Type theory

Type theory was originally invented by Bertrand Russell [10], as a device for blocking the paradoxes in the logical foundations of mathematics that were under investigation at the time. It was later developed as a rigorous formal system in its own right (under the name “$\lambda$-calculus”) by Alonzo Church [1],[2],[3]. Although it is not generally regarded as the foundation for classical mathematics, set theory being more customary, type theory still has numerous applications, especially in computer science and the theory of programming languages [9]. Per Martin-Löf [5],[6],[7],[8], among others, developed a “predicative” modification of Church’s type system, which is now usually called dependent, constructive, intuitionistic, or simply Martin-Löf type theory. This is the basis of the system that we consider here; it was originally intended as a rigorous framework for the formalization of constructive mathematics. In what follows, we will often use “type theory” to refer specifically to this system and similar ones, although type theory as a subject is much broader (see [11],[4] for the history of type theory).

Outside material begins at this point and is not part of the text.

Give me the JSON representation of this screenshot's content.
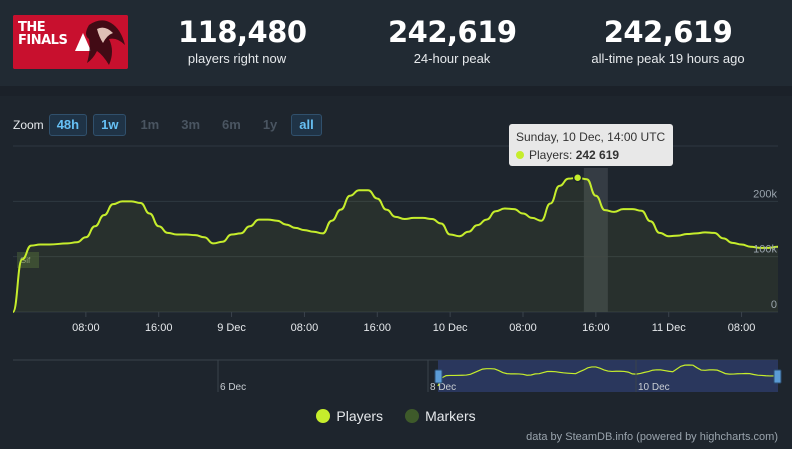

In type theory, unlike set theory, objects are classified using a primitive notion of type, similar to the data-types used in programming languages. These elaborately structured types can be used to express detailed specifications of the objects classified, giving rise to principles of reasoning about these objects. To take a very simple example, the objects of a product type $A\times B$ are known to be of the form $(a,b)$, and so one automatically knows how to construct them and how to decompose them. Similarly, an object of function type $A\to B$ can be acquired from an object of type $B$ parametrized by objects of type $A$, and can be evaluated at an argument of type $A$. This rigidly predictable behavior of all objects (as opposed to set theory’s more liberal formation principles, allowing inhomogeneous sets) is one aspect of type theory that has led to its extensive use in verifying the correctness of computer programs. The clear reasoning principles associated with the construction of types also form the basis of modern computer proof assistants, which are used for formalizing mathematics and verifying the correctness of formalized proofs. We return to this aspect of type theory below.

One problem in understanding type theory from a mathematical point of view, however, has always been that the basic concept of type is unlike that of set in ways that have been hard to make precise. We believe that the new idea of regarding types, not as strange sets (perhaps constructed without using classical logic), but as spaces, viewed from the perspective of homotopy theory, is a significant step forward. In particular, it solves the problem of understanding how the notion of equality of elements of a type differs from that of elements of a set.

In homotopy theory one is concerned with spaces and continuous mappings between them, up to homotopy. A homotopy between a pair of continuous maps $f:X\to Y$ and $g:X\to Y$ is a continuous map $H:X\times [0,1]\to Y$ satisfying $H(x,0)=f(x)$ and $H(x,1)=g(x)$. The homotopy $H$ may be thought of as a “continuous deformation” of $f$ into $g$. The spaces $X$ and $Y$ are said to be homotopy equivalent, $X\simeq Y$, if there are continuous maps going back and forth, the composites of which are homotopical to the respective identity mappings, i.e., if they are isomorphic “up to homotopy”. Homotopy equivalent spaces have the same algebraic invariants (e.g., homology, or the fundamental group), and are said to have the same homotopy type.